Cross contamination occurs when bacteria spread between people, food, surfaces and equipment. A common concern in the food, and health care industries, cross contamination also poses a health threat in any environment including homes, schools, shopping malls, offices and other buildings. This becomes a serious problem when you take into account that Americans spend about 90% of their time inside, yet contaminants found indoors can be five times worse than outdoors.

There is no doubt that responsible cleaning practices help avoid cross contamination, thereby minimizing the incidence of illness and disease. Effective cleaning reduces bacteria on equipment and surfaces that people come into contact with every day, such as counters, floors, keyboards, phones and restroom and all touch-points.

Common Causes of Cross Contamination

Probably the most common culprits of cross-contamination are hands, equipment, cloths/rags, and door handles. A common mistake is to clean multiple areas with the same supplies and/or equipment and to store restroom cleaning supplies together with items used in other areas. Cloths, sponges and mops are sources of concentrated bacteria that can cross-contaminate anything with which they come into contact.

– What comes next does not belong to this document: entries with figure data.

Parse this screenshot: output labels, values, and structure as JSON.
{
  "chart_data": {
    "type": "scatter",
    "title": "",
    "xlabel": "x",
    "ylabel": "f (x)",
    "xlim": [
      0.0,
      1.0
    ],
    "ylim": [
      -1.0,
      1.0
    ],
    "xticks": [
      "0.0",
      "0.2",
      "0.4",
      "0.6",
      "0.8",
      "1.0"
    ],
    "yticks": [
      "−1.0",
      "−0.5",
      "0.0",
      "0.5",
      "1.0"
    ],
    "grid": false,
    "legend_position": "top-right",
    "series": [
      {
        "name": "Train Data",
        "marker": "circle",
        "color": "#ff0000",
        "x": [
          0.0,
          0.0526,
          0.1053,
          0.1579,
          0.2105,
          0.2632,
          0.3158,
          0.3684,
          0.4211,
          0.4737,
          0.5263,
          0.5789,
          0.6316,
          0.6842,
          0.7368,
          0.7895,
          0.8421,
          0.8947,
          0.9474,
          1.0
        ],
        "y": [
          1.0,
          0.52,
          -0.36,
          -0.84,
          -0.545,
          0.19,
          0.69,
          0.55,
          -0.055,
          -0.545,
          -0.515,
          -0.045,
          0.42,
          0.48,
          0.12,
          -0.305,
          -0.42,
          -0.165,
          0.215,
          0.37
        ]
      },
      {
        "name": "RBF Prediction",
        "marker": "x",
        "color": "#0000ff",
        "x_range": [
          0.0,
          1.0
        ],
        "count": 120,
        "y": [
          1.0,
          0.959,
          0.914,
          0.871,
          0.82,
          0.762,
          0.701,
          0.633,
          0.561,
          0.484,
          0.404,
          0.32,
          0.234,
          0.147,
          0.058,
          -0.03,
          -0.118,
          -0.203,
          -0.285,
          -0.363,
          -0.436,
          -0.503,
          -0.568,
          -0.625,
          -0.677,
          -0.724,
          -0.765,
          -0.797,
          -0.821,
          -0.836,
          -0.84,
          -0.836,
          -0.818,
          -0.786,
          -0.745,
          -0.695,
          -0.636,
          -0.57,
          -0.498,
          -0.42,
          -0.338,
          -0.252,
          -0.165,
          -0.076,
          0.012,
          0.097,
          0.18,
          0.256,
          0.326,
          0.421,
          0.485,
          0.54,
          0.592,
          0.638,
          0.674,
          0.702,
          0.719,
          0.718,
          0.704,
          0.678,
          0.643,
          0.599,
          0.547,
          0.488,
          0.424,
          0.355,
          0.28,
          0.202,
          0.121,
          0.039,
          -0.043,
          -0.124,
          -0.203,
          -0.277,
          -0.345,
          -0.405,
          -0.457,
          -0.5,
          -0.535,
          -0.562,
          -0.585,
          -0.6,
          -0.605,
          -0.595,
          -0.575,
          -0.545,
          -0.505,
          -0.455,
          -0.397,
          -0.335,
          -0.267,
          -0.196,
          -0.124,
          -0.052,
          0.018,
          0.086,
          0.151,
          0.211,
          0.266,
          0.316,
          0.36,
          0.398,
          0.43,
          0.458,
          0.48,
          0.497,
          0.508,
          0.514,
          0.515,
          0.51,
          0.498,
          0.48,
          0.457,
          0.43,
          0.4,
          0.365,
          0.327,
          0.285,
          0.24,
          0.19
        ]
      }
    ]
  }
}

Steps to Avoid Cross Contamination

    • Focus on entryways. Use special mats that trap dirt and pollutants to prevent spreading throughout the building.
    • Use micro-fiber dusting cloths and flat mops that outperform traditional dusting and mopping materials by capturing dust and dirt. Clean and reuse for minimal waste.
    • Have color coded cloths that are designated to specific tasks and rooms. this way workers know which cloths to use on counters, floor and dusting. Always have fresh clean hot bucket water
    • For carpets, ensure proper vacuuming, extracting, rinsing and drying. Carpets can be a host for moisture problems and mold growth. Empty vacuum cleaners at the end of shifts or when half full.
    • Keep equipment clean to avoid cross-contamination.
    • Focus cleaning efforts on touch-points: door handles, bright work and other areas where people come in contact with the facility or its fixtures.